Пожиратели

22
18
20
22
24
26
28
30

– Я любила его больше жизни, я любила его так, как никогда не любила себя, – горевала, прижимая пухлые, покрытые родинками руки ко рту, женщина.

Нет нужды описывать отдельно всех представительниц слабого пола, потому как все равно никто не видел в них отдельных личностей.

Это были разведенные (или знавшие ласку только от случайных встречных) женщины, чьи материнские инстинкты возложили на алтарь собственной похоти мужчины. Они же похлопывали их по плечам, пододвигая тарелки ближе к раковине, когда из крана текла только ледяная вода.

И заведи вас сюда путь, вы бы не встретили дядей в каком-то другом состоянии, кроме как шатающейся походкой переходящих в другую комнату – они ни о чем не думали, им ничего не надо было.

Но был во всей этой массе один человек, поразивший бы вас ясностью и живостью своего ума, представься вам возможность с ним поговорить. Обычно он сидел в своей комнате, занятый чтением старых пожелтевших книг, в шорохе страниц которых можно было иногда расслышать предсмертный хрип написавших их авторов. У него одного стоял стеллаж с выставленными школьными грамотами и красным дипломом.

«Что мне с этим делать?», – бывало, озадаченно спрашивал себя мужчина, но только про себя, потому как вслух он отчаянно заикался на первом же слове. Не смотря на это, жильцы его очень уважали и обращались исключительно на «вы».

Звали человека Виталием Петровичем – ответственный квартиросъемщик.

С поразительной регулярностью он отказывался от протянутого стакана, от бессмысленной болтовни, чем оставался одной маленькой – в виду своего роста – загадкой для всех жильцов. Он редко выходил на улицу, довольствуясь денежными переводами взрослой, брошенной еще во младенчестве дочери.

Любопытство соседей росло с каждым годом, что ощущалось костями, и чего никак не мог понять – сколько бы времени не проводил в раздумьях – Виталий Петрович.

Он не имел привлекательной внешности – напротив, лицо чем-то походило на заячье, он не имел крупных сумм денег и любящей родни. От родителей его наспех оторвала жена и бросила, когда оказалось, что цитирование Ницше – это единственное, что он мог ей предложить.

Иногда в его маленькой голове что-то щелкало, он впопыхах собирал вещи, готовый убежать из коммуналки прочь. Каким-то шестым чувством, вероятно, жильцы это чувствовали и всеми силами – сознательно или нет – пытались его остановить.

Казалось, вот Виталий Петрович уже подбежал к двери, уже натянул ботинки, но тут из какой-то комнаты раздавался требовательный клич, и мужчина, тихо ругаясь, возвращался. И так – каждый раз.

Непонятная надежда загоралась в его глазах, когда закатные или рассветные лучи солнца целовали редкую мебель, рыжими и красными бликами отражаясь на стертой ткани, древесине. Он подставлял на свет руку, а кожу жгло огнем.

Пытаясь забыть о боли, Виталий хватал с полки книгу и читал, читал…

«В какой-то день, – говорил он. – я найду ответ на вопрос».

И шуршал сухими страницами, и забывался в чужих трудах.

Через неделю и пару дней после произошедшего Ипсилон вышел из своей комнаты.
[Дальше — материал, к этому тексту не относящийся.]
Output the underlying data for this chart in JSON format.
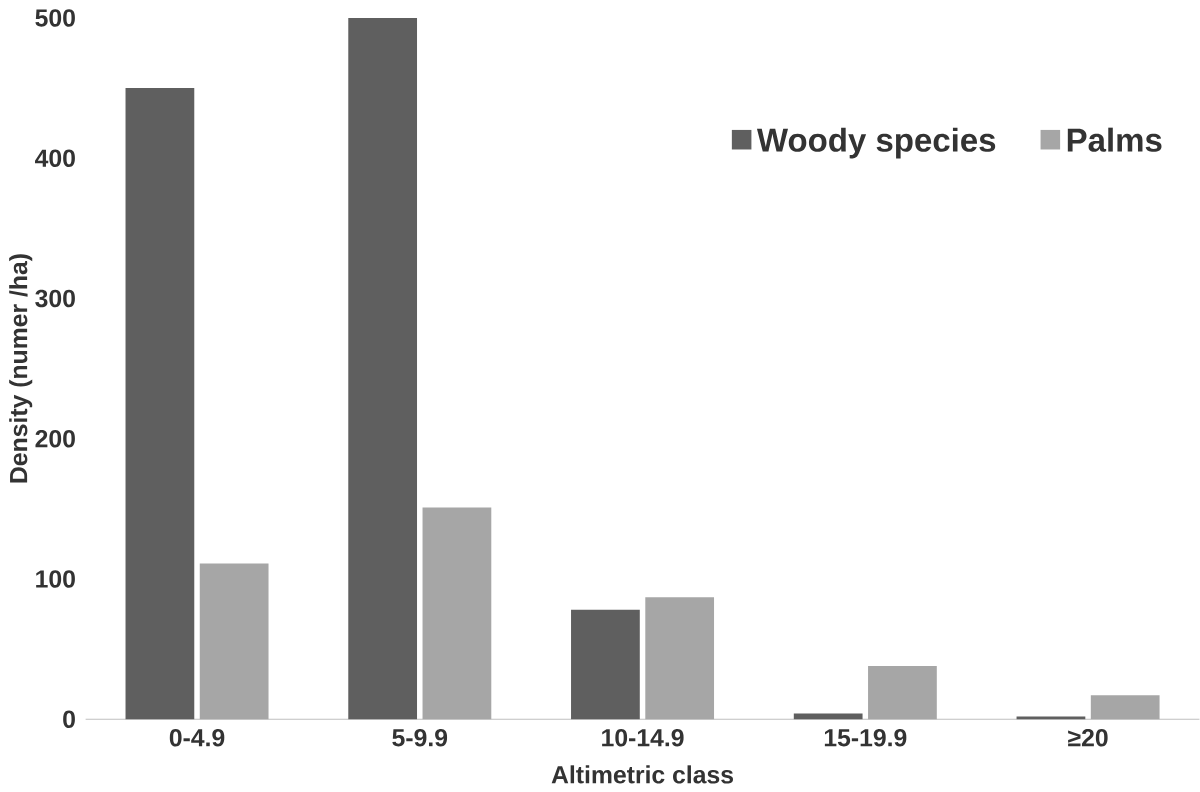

С опухшим лицом и мешками под глазами юноша прошел в ванную, умылся, не поднимая глаз на зеркало, побрился и предстал перед соседями на кухне.

Те не обратили на него никакого внимания, и Ипсилон молча налил себе чаю в более-менее чистую чашку, схватил горсть черствого печенья и в одиночестве пристроился в уголке.

– Лена, слышала новость? – словно специально начала одна из женщин. – Тут, недалеко труп нашли.